Doctors were God. You never failed to offer them your chair, jumping up to get them a cup of coffee and an ash tray. They commandeered all the paper charts, never put any back and then snapped at you when they didn't find the 8am vital signs in said chart at 8:05 am when they'd had the chart since 7. In a teaching hospital with multiple services rounding, you might not see your chart until it was time to go home; then you had to wait for the intern to be done with it before you could do all of your charting for the day.
If a (male) MD assaulted a (female) nurse, it was always considered to be the nurse's fault, and often there was discipline. For the nurse. I watched a physician strike a nurse across the face, and our manager told him off, then accompanied the nurse to the ER to have her face sutured. When they came back to the unit, they were both fired. The manager and the nurse, not the physician. Although the physician did get arrested and carted off to jail a few years later when he punched a nephrologist. He had to be bailed out so he could finish his cath lab schedule that day.
Mannitol came in a huge glass vial with a saw taped to it. You had to put it into hot water to dissolve the mannitol, which would be in crystal form. Then saw the top off the ampule with the provided saw, draw it up with a filter needle into a 50cc syringe and inject it before it crystalized again. As a colleague and I found out the hard way, those saws made good weapons for angry or agitated patients.
Male physicians would get handsy with the new young nurses, and if you talked to your manager about it, she'd encourage you to "just get over it, because you don't want to get him into trouble over something like that." (Male pharmacists, administrators, janitors and other colleagues occasionally got handsy with similar results.) The veteran nursing staff knew who to steer clear of and would warn the newer staff . . . usually.
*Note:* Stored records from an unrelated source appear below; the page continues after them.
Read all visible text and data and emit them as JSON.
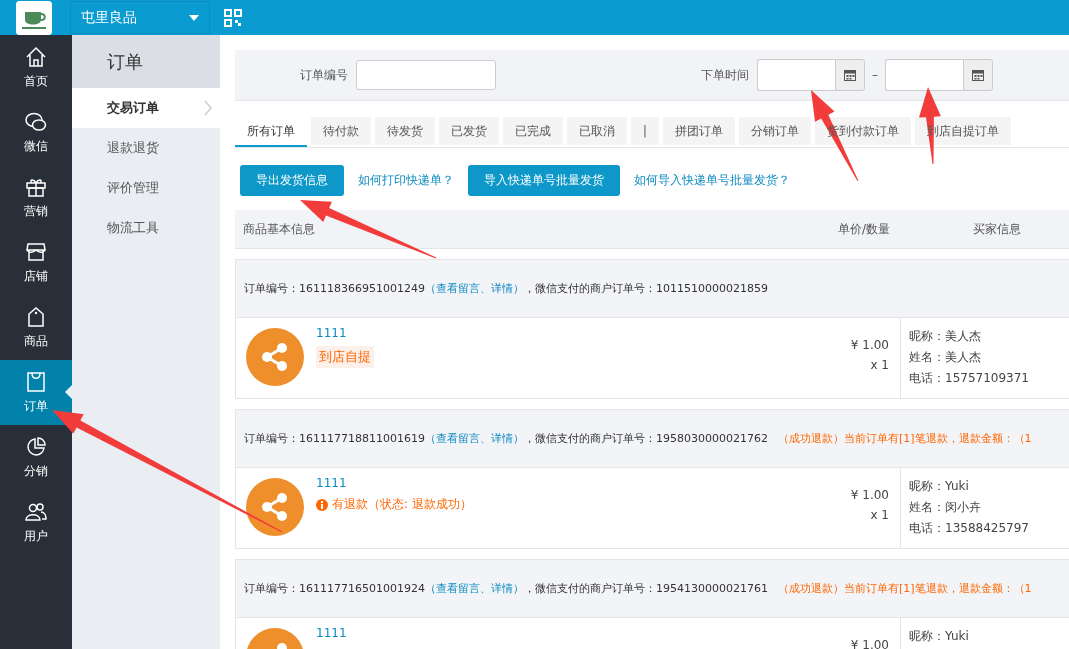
{
  "topbar": {
    "shop_name": "屯里良品"
  },
  "nav": [
    {
      "label": "首页",
      "kind": "home",
      "selected": false
    },
    {
      "label": "微信",
      "kind": "chat",
      "selected": false
    },
    {
      "label": "营销",
      "kind": "gift",
      "selected": false
    },
    {
      "label": "店铺",
      "kind": "store",
      "selected": false
    },
    {
      "label": "商品",
      "kind": "tag",
      "selected": false
    },
    {
      "label": "订单",
      "kind": "bag",
      "selected": true
    },
    {
      "label": "分销",
      "kind": "pie",
      "selected": false
    },
    {
      "label": "用户",
      "kind": "users",
      "selected": false
    }
  ],
  "subnav": {
    "title": "订单",
    "items": [
      {
        "label": "交易订单",
        "selected": true
      },
      {
        "label": "退款退货",
        "selected": false
      },
      {
        "label": "评价管理",
        "selected": false
      },
      {
        "label": "物流工具",
        "selected": false
      }
    ]
  },
  "filters": {
    "order_no_label": "订单编号",
    "time_label": "下单时间",
    "range_separator": "–"
  },
  "tabs": [
    {
      "label": "所有订单",
      "selected": true
    },
    {
      "label": "待付款",
      "selected": false
    },
    {
      "label": "待发货",
      "selected": false
    },
    {
      "label": "已发货",
      "selected": false
    },
    {
      "label": "已完成",
      "selected": false
    },
    {
      "label": "已取消",
      "selected": false
    },
    {
      "label": "|",
      "selected": false
    },
    {
      "label": "拼团订单",
      "selected": false
    },
    {
      "label": "分销订单",
      "selected": false
    },
    {
      "label": "货到付款订单",
      "selected": false
    },
    {
      "label": "到店自提订单",
      "selected": false
    }
  ],
  "actions": [
    {
      "kind": "button",
      "label": "导出发货信息"
    },
    {
      "kind": "link",
      "label": "如何打印快递单？"
    },
    {
      "kind": "button",
      "label": "导入快递单号批量发货"
    },
    {
      "kind": "link",
      "label": "如何导入快递单号批量发货？"
    }
  ],
  "columns": [
    "商品基本信息",
    "单价/数量",
    "买家信息"
  ],
  "orders": [
    {
      "order_no": "订单编号：161118366951001249",
      "detail_link": "（查看留言、详情）",
      "pay_no": "，微信支付的商户订单号：1011510000021859",
      "product": "1111",
      "tag": {
        "kind": "pickup",
        "text": "到店自提"
      },
      "price": "¥ 1.00",
      "qty": "x 1",
      "buyer": [
        "昵称：美人杰",
        "姓名：美人杰",
        "电话：15757109371"
      ]
    },
    {
      "order_no": "订单编号：161117718811001619",
      "detail_link": "（查看留言、详情）",
      "pay_no": "，微信支付的商户订单号：1958030000021762",
      "refund_note": "（成功退款）当前订单有[1]笔退款，退款金额：（1",
      "product": "1111",
      "tag": {
        "kind": "refund",
        "text": "有退款（状态: 退款成功）"
      },
      "price": "¥ 1.00",
      "qty": "x 1",
      "buyer": [
        "昵称：Yuki",
        "姓名：闵小卉",
        "电话：13588425797"
      ]
    },
    {
      "order_no": "订单编号：161117716501001924",
      "detail_link": "（查看留言、详情）",
      "pay_no": "，微信支付的商户订单号：1954130000021761",
      "refund_note": "（成功退款）当前订单有[1]笔退款，退款金额：（1",
      "product": "1111",
      "price": "¥ 1.00",
      "buyer": [
        "昵称：Yuki"
      ]
    }
  ]
}
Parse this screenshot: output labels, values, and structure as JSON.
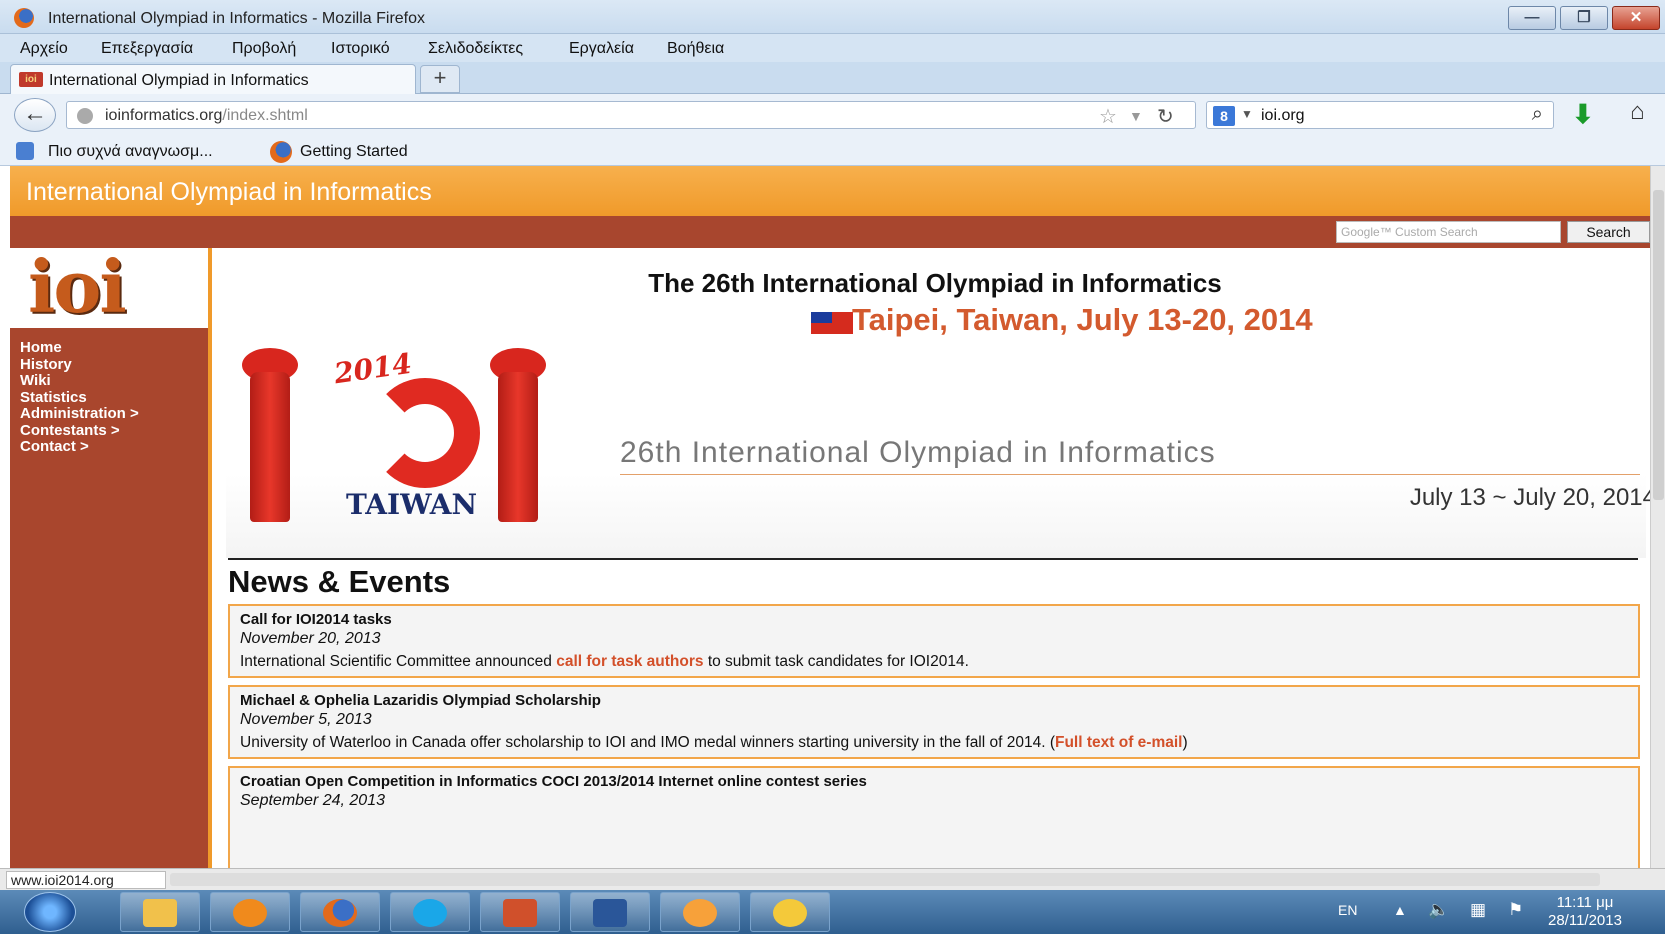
{
  "window": {
    "title": "International Olympiad in Informatics - Mozilla Firefox"
  },
  "menu": [
    "Αρχείο",
    "Επεξεργασία",
    "Προβολή",
    "Ιστορικό",
    "Σελιδοδείκτες",
    "Εργαλεία",
    "Βοήθεια"
  ],
  "tab": {
    "label": "International Olympiad in Informatics",
    "favicon": "ioi",
    "new_tab": "+"
  },
  "address": {
    "host": "ioinformatics.org",
    "path": "/index.shtml"
  },
  "search": {
    "engine": "8",
    "value": "ioi.org"
  },
  "bookmarks": [
    "Πιο συχνά αναγνωσμ...",
    "Getting Started"
  ],
  "site": {
    "header": "International Olympiad in Informatics",
    "search_placeholder": "Google™ Custom Search",
    "search_button": "Search",
    "logo": "ioi",
    "nav": [
      "Home",
      "History",
      "Wiki",
      "Statistics",
      "Administration >",
      "Contestants >",
      "Contact >"
    ]
  },
  "banner": {
    "title": "The 26th International Olympiad in Informatics",
    "location": "Taipei, Taiwan, July 13-20, 2014",
    "emblem_year": "2014",
    "emblem_country": "TAIWAN",
    "subtitle": "26th International Olympiad in Informatics",
    "dates": "July 13 ~ July 20, 2014"
  },
  "news": {
    "heading": "News & Events",
    "items": [
      {
        "title": "Call for IOI2014 tasks",
        "date": "November 20, 2013",
        "pre": "International Scientific Committee announced ",
        "link": "call for task authors",
        "post": " to submit task candidates for IOI2014."
      },
      {
        "title": "Michael & Ophelia Lazaridis Olympiad Scholarship",
        "date": "November 5, 2013",
        "pre": "University of Waterloo in Canada offer scholarship to IOI and IMO medal winners starting university in the fall of 2014. (",
        "link": "Full text of e-mail",
        "post": ")"
      },
      {
        "title": "Croatian Open Competition in Informatics COCI 2013/2014 Internet online contest series",
        "date": "September 24, 2013",
        "pre": "",
        "link": "",
        "post": ""
      }
    ]
  },
  "status": {
    "url": "www.ioi2014.org"
  },
  "taskbar": {
    "lang": "EN",
    "time": "11:11 μμ",
    "date": "28/11/2013"
  },
  "colors": {
    "accent": "#f09a2a",
    "sidebar": "#a9462d",
    "link": "#d3502a"
  }
}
Sometimes a new nurse was grabbed before someone could warn her.
I have a ton more, but I have both the oven and the clothes dryer beeping at me.
Nothing in my house beeps, they are all disabled. I have heard enough beeps in my life.
KathyDay
3 Articles; 98 Posts
If hospitals can't afford to pay for the people to provide the basics of daily care, then they shouldn't be in the "business" of "caring". It was horrifying to me to see my husbands needs ignored the way they were, and to have staff say that he "refused" help with bathing...he never refused because he was never was offered help with bathing, unless I offered it. I helped him with hygiene. Yes, I am angry, and so very disappointed in the lack of basic care my husband received. I'm sure any nurse in this group worth their title would have felt the same way if it was their loved one.